Mais, dira-t-on, puisque la victoire est assurée, au moins en Bavière, pourquoi Ludendorff ne livre-t-il pas bataille ? D’abord, tout s’accorde à faire penser qu’à une certaine époque, le jour de l’attaque était fixé, 28 juin, lorsque survint l’assassinat de Rathenau, en admettant que ce meurtre n’ait pas lui-même marqué le début des hostilités actives. Alors on a dû donner contre-ordre. Le spectacle offert par le reste de l’Allemagne a paru montrer, en effet, qu’au premier succès, nécessaire mais insuffisant, il serait probablement plus difficile qu’on ne l’avait imaginé d’en faire succéder d’autres.

Depuis ce moment, le parti monarchiste bavarois et plus généralement allemand, bien qu’il n’ait qu’un chef, est divisé en deux fractions : l’une, celle des violents, pousse à une action immédiate ; l’autre, celle des modérés, veut attendre encore, développer ses moyens et augmenter ses troupes avant de se lancer dans l’aventure.
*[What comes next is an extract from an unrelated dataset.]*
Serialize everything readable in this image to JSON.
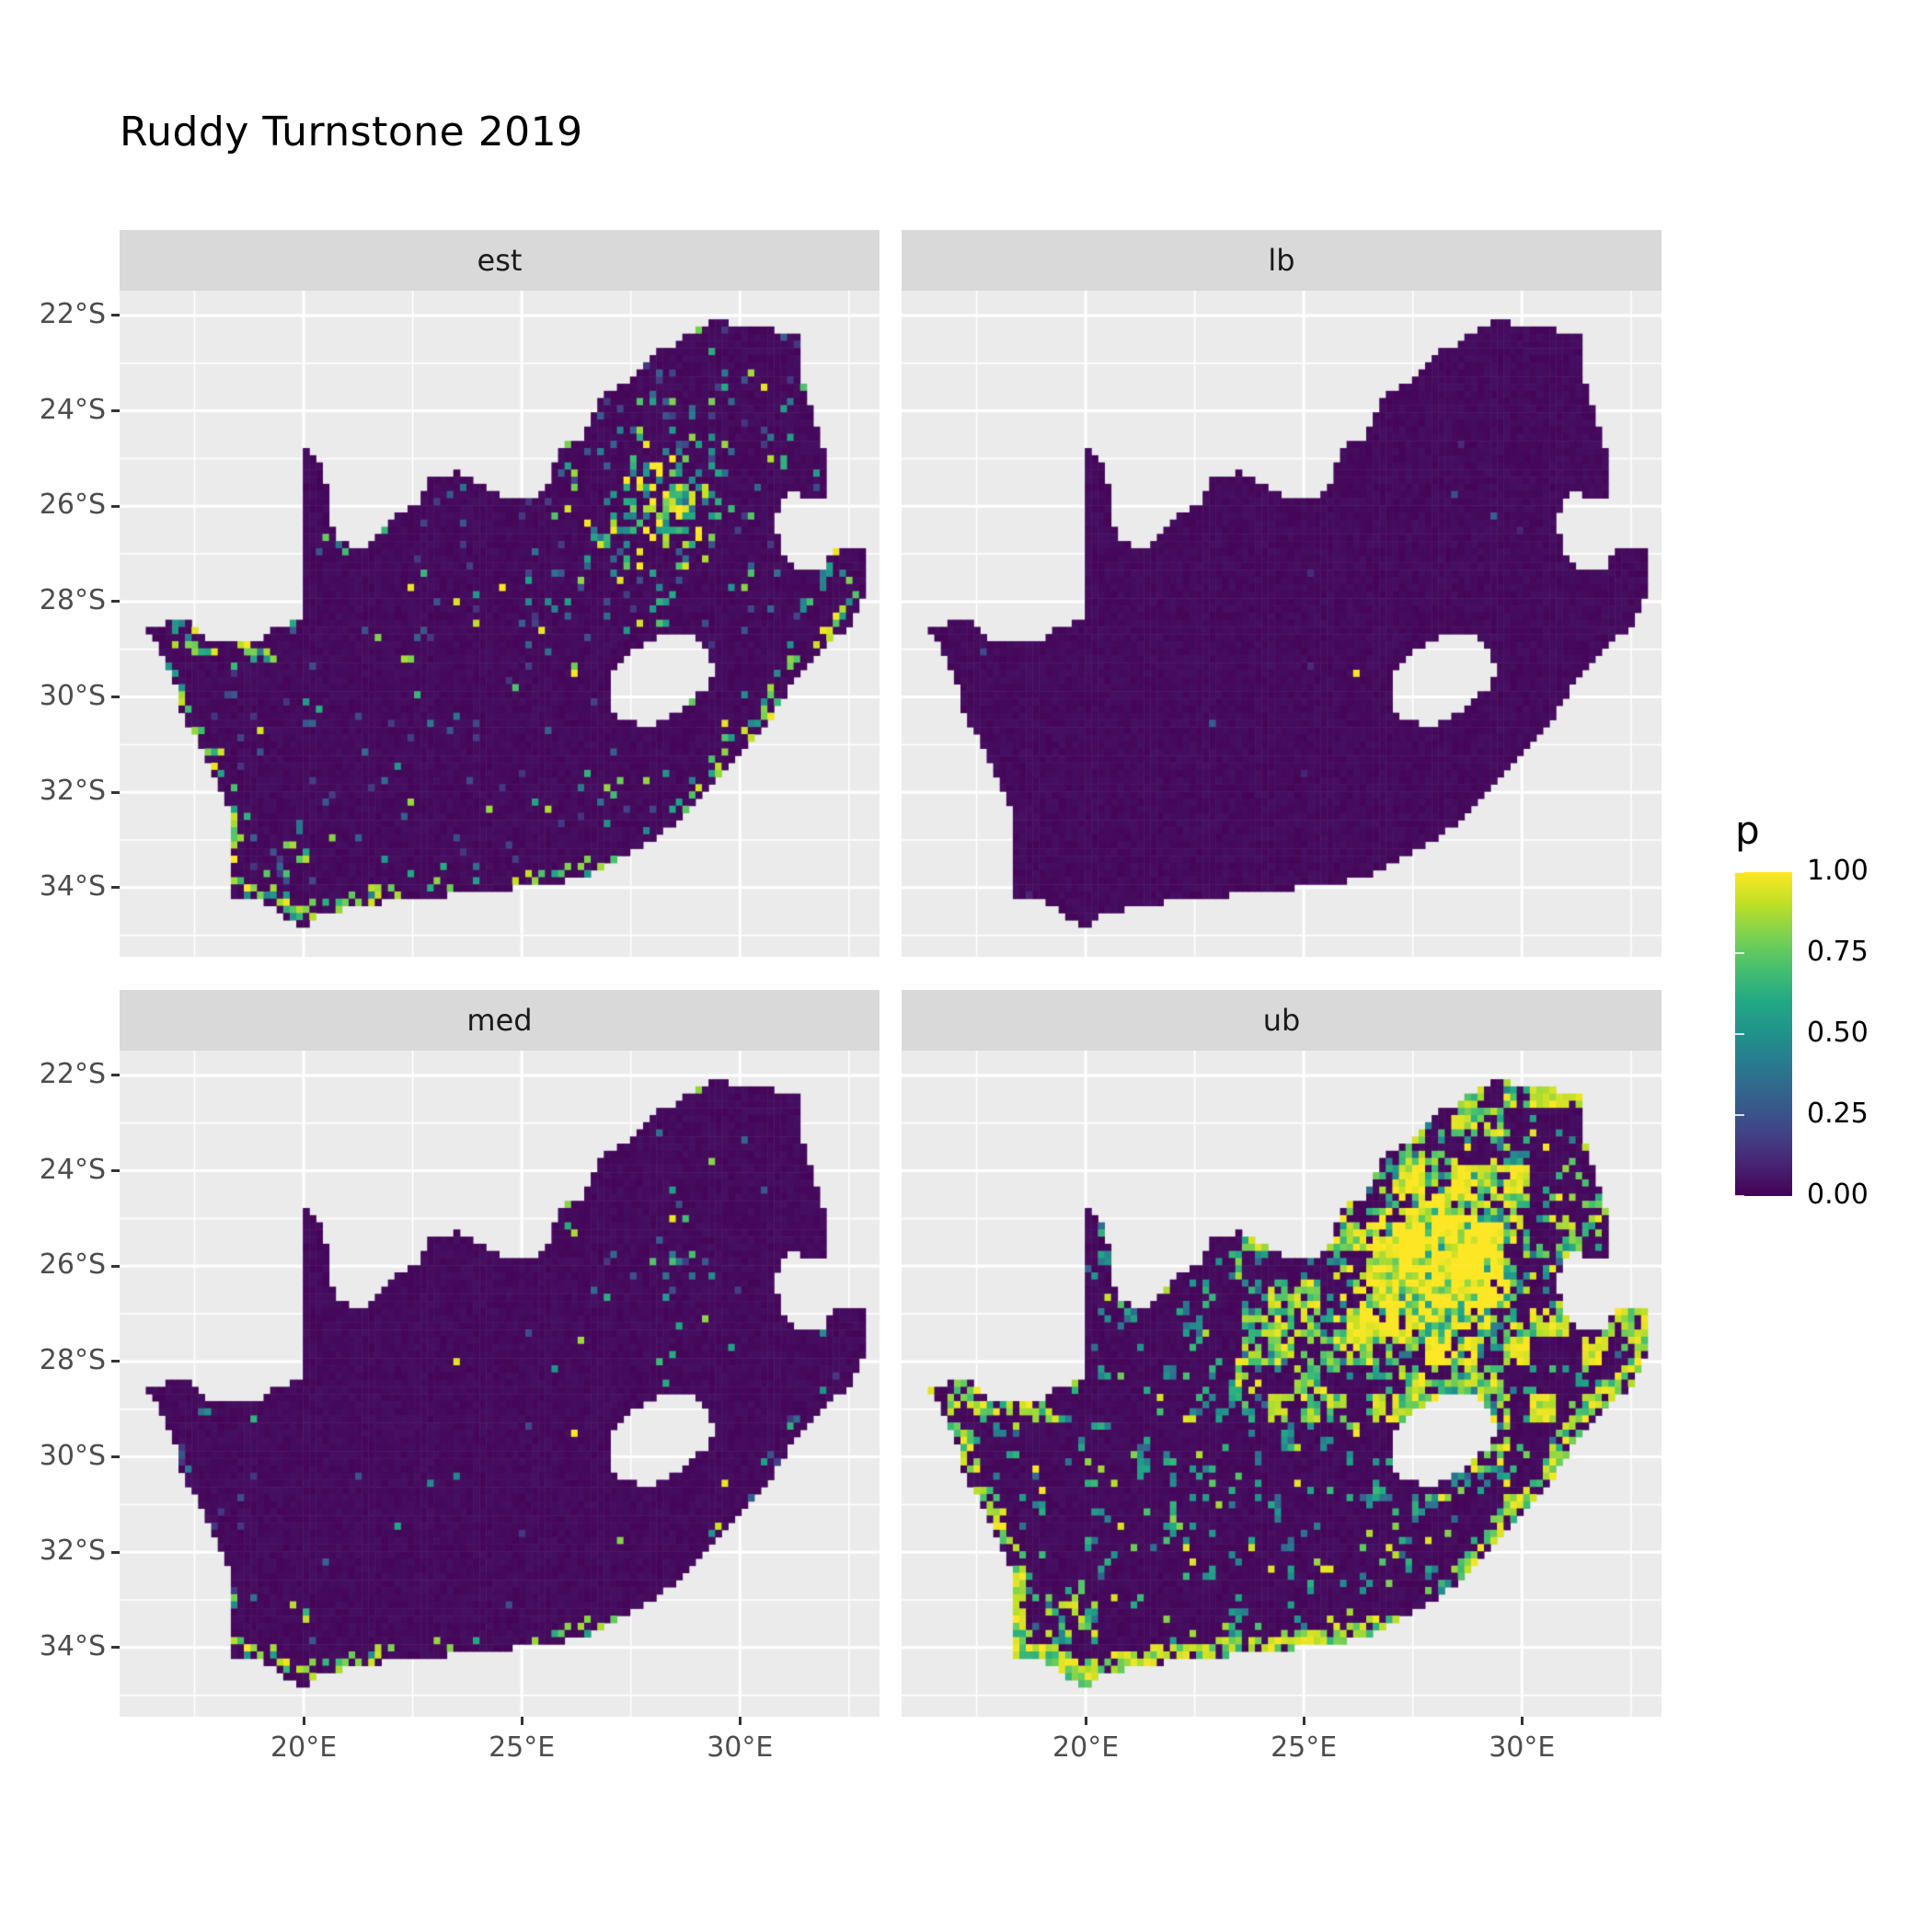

Les extrémistes de droite appartiennent naturellement à la première fraction. Ce sont les plus dangereux adversaires de la République allemande, parce que, dédaignant l’arme actuelle de leurs coreligionnaires politiques, la persuasion, ils veulent attaquer tout de suite et sont par conséquent obligés de se préparer dans l’ombre. La plus puissante de leurs sociétés secrètes est la fameuse organisation « Consul » dont il a tant été parlé à propos du meurtre de Rathenau, et dont Escherich a tenu dernièrement à se dégager, preuve du passage aux modérés du trop célèbre forestier.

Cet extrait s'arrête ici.